Feels like 9/11 a little? Big story. Dwarfs everything. Urgent opining. The camera has learnt really to swivel at CNBC. Financial martial law declared to protect the recent plunder accumulated by the superrich. Much like demonising tort lawyers and placing caps on punitive damages. Wall Street wisdom says: we must because fear is stronger and more irrational than greed. Maybe, but whose fear and whose greed? Would be an error to underestimate the strength of the greed, utterly unchecked by fear (for good reason), driving this power-grab-amidst-the-chaos. Or the cunning. The White House has been discreetly directing intervention in the markets for years[pdf], [html] pumping up the stock prices of holders of this ponzi poison which the market - the actual market, in which function institutional investors and other rational prudent parties - in fact has been wanting to punish and chastise from the start. The Feds stepped in too to thwart any attempt by the States to slow the scam.* Business as usual, yes, but more lawless, more daring, and accelerated, because only after years of unrelieved public panic mode and the consolidation of power could today's policies be imaginable. And how easily the image pools combine...already scattered references to financial terrorists. So, a slump and panic just long enough for the latest wipeout of the riff raff and extraordinary mergers, and the bubbles will resume. Sooner than you think. The American public has a very short memory.
*Eliot Spitzer: Not only did the Bush administration do nothing to protect consumers, it embarked on an aggressive and unprecedented campaign to prevent states from protecting their residents from the very problems to which the federal government was turning a blind eye.
Let me explain: The administration accomplished this feat through an obscure federal agency called the Office of the Comptroller of the Currency (OCC). The OCC has been in existence since the Civil War. Its mission is to ensure the fiscal soundness of national banks. For 140 years, the OCC examined the books of national banks to make sure they were balanced, an important but uncontroversial function. But a few years ago, for the first time in its history, the OCC was used as a tool against consumers.
In 2003, during the height of the predatory lending crisis, the OCC invoked a clause from the 1863 National Bank Act to issue formal opinions preempting all state predatory lending laws, thereby rendering them inoperative. The OCC also promulgated new rules that prevented states from enforcing any of their own consumer protection laws against national banks. The federal government's actions were so egregious and so unprecedented that all 50 state attorneys general, and all 50 state banking superintendents, actively fought the new rules.
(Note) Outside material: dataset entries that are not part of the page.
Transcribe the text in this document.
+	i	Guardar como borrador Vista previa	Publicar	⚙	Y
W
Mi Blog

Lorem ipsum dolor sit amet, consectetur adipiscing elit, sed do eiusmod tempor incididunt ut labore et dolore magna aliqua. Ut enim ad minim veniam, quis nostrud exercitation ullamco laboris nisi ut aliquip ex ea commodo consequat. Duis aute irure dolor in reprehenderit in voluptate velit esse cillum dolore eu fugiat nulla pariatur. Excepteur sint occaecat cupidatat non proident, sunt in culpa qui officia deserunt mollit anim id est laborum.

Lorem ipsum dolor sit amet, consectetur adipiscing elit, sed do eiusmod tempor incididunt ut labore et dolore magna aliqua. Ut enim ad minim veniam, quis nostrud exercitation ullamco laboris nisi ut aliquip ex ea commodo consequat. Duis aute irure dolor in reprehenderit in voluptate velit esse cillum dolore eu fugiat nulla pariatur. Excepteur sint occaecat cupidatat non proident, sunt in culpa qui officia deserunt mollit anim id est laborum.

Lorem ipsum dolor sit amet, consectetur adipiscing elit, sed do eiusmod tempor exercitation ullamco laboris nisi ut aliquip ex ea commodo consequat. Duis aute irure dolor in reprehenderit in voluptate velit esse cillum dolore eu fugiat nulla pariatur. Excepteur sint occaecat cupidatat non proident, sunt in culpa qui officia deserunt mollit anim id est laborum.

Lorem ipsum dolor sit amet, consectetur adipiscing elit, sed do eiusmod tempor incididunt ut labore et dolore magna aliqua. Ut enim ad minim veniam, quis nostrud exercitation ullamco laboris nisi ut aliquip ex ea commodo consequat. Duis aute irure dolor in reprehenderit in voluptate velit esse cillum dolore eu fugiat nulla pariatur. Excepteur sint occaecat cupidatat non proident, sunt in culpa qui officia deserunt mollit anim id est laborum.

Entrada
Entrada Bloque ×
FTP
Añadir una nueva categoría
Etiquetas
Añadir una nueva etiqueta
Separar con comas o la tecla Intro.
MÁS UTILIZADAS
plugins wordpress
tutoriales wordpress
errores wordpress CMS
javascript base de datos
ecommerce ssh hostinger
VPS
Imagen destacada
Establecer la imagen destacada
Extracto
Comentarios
But the unanimous opposition of the 50 states did not deter, or even slow, the Bush administration in its goal of protecting the banks. In fact, when my office opened an investigation of possible discrimination in mortgage lending by a number of banks, the OCC filed a federal lawsuit to stop the investigation.
Throughout our battles with the OCC and the banks, the mantra of the banks and their defenders was that efforts to curb predatory lending would deny access to credit to the very consumers the states were trying to protect. But the curbs we sought on predatory and unfair lending would have in no way jeopardized access to the legitimate credit market for appropriately priced loans. Instead, they would have stopped the scourge of predatory lending practices that have resulted in countless thousands of consumers losing their homes and put our economy in a precarious position.
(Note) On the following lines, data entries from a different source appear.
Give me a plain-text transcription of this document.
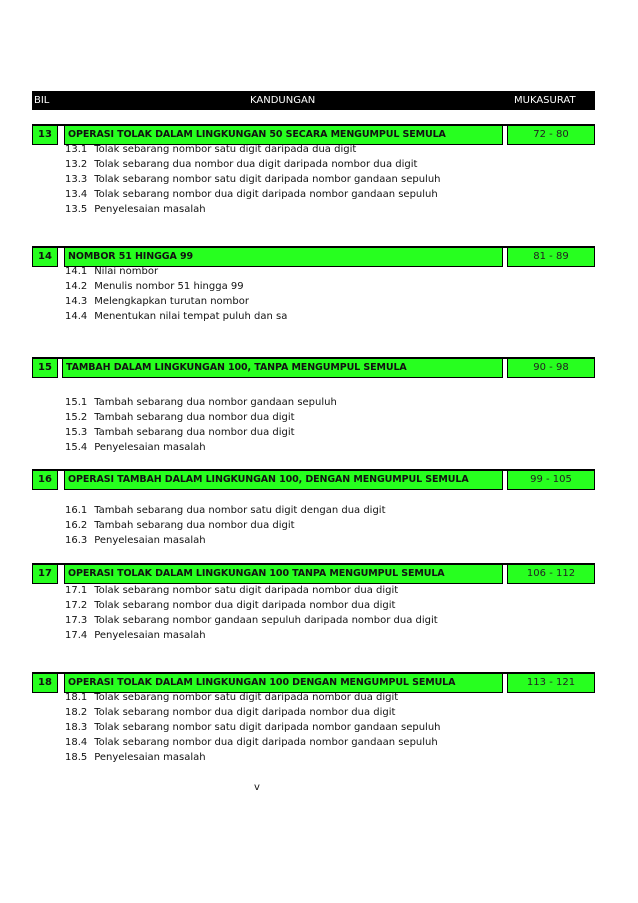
BIL	KANDUNGAN	MUKASURAT
13	OPERASI TOLAK DALAM LINGKUNGAN 50 SECARA MENGUMPUL SEMULA	72 - 80
13.1 Tolak sebarang nombor satu digit daripada dua digit
13.2 Tolak sebarang dua nombor dua digit daripada nombor dua digit
13.3 Tolak sebarang nombor satu digit daripada nombor gandaan sepuluh
13.4 Tolak sebarang nombor dua digit daripada nombor gandaan sepuluh
13.5 Penyelesaian masalah
14	NOMBOR 51 HINGGA 99	81 - 89
14.1 Nilai nombor
14.2 Menulis nombor 51 hingga 99
14.3 Melengkapkan turutan nombor
14.4 Menentukan nilai tempat puluh dan sa
15	TAMBAH DALAM LINGKUNGAN 100, TANPA MENGUMPUL SEMULA	90 - 98
15.1 Tambah sebarang dua nombor gandaan sepuluh
15.2 Tambah sebarang dua nombor dua digit
15.3 Tambah sebarang dua nombor dua digit
15.4 Penyelesaian masalah
16	OPERASI TAMBAH DALAM LINGKUNGAN 100, DENGAN MENGUMPUL SEMULA	99 - 105
16.1 Tambah sebarang dua nombor satu digit dengan dua digit
16.2 Tambah sebarang dua nombor dua digit
16.3 Penyelesaian masalah
17	OPERASI TOLAK DALAM LINGKUNGAN 100 TANPA MENGUMPUL SEMULA	106 - 112
17.1 Tolak sebarang nombor satu digit daripada nombor dua digit
17.2 Tolak sebarang nombor dua digit daripada nombor dua digit
17.3 Tolak sebarang nombor gandaan sepuluh daripada nombor dua digit
17.4 Penyelesaian masalah
18	OPERASI TOLAK DALAM LINGKUNGAN 100 DENGAN MENGUMPUL SEMULA	113 - 121
18.1 Tolak sebarang nombor satu digit daripada nombor dua digit
18.2 Tolak sebarang nombor dua digit daripada nombor dua digit
18.3 Tolak sebarang nombor satu digit daripada nombor gandaan sepuluh
18.4 Tolak sebarang nombor dua digit daripada nombor gandaan sepuluh
18.5 Penyelesaian masalah
v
When history tells the story of the subprime lending crisis and recounts its devastating effects on the lives of so many innocent homeowners, the Bush administration will not be judged favorably. The tale is still unfolding, but when the dust settles, it will be judged as a willing accomplice to the lenders who went to any lengths in their quest for profits. So willing, in fact, that it used the power of the federal government in an unprecedented assault on state legislatures, as well as on state attorneys general and anyone else on the side of consumers.